INTRODUCTION: With the advent of direct-to-consumer genetic testing, mild factor XI deficiency is increasingly recognized. There are limited data regarding the risk of postpartum haemorrhage (PPH) among women with mild FXI deficiency following obstetrical delivery.

AIM: To assess the risk of PPH among women with mild FXI deficiency undergoing vaginal or caesarean delivery.

METHODS: We conducted a retrospective, case-control study, in women with FXI levels between 20% and 70% of normal. For a control population, delivery outcomes were analysed in 200 women (between 2016 and 2018) without known bleeding disorders.

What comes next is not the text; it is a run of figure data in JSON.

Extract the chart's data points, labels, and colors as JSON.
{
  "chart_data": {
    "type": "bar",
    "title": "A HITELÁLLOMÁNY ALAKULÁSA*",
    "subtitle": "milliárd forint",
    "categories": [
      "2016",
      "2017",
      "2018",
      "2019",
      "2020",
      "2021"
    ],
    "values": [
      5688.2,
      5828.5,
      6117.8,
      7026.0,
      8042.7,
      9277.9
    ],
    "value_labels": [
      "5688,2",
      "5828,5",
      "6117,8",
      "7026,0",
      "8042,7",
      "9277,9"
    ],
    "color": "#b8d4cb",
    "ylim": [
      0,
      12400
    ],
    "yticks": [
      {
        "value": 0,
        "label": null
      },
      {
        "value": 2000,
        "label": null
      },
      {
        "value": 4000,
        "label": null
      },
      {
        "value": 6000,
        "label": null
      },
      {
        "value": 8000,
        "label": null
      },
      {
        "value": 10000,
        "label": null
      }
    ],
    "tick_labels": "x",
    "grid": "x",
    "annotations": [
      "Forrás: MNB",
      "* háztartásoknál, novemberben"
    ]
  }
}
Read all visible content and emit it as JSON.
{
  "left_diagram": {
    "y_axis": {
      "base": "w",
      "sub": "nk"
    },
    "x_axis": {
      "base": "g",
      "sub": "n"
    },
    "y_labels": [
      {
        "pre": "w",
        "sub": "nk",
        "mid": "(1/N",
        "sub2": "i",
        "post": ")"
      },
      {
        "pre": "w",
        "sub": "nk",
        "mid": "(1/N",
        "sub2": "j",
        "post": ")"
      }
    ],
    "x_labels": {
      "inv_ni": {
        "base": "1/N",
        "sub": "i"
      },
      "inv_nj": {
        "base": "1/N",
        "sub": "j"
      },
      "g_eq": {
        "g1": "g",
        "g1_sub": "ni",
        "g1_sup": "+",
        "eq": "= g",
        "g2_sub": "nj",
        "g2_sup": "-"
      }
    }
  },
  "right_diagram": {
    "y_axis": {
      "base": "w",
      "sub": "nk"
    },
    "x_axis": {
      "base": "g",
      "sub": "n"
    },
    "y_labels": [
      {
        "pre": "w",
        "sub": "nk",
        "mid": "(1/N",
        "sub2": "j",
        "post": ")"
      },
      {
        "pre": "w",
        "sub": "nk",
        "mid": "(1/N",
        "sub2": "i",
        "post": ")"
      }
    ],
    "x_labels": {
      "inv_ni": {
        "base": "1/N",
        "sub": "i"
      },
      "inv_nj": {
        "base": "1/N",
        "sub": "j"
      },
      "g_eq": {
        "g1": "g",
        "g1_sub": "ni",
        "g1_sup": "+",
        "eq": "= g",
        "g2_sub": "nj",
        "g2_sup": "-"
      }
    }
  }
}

RESULTS: There was no PPH among 45 vaginal deliveries in women with mild FXI deficiency compared with one PPH among 125 vaginal deliveries in the control cohort. The rate of PPH was significantly higher among the 26 caesarean deliveries in women with mild FXI deficiency relative to 75 control caesarean deliveries (odds ratio 2.73, 95% CI 1.02-7.26, P = .04). Prior history of haemorrhage was a strong predictor of PPH following caesarean delivery. All women who developed PPH following caesarean delivery had either a history of haemorrhage or independent risk factor for PPH.

CONCLUSION: Due to the low rates of postpartum haemorrhage following vaginal delivery, routine prophylaxis to prevent postpartum haemorrhage in the setting of mild FXI deficiency does not appear warranted, especially in the absence of a bleeding history. Mild FXI deficiency is associated with an increased risk of PPH following caesarean delivery.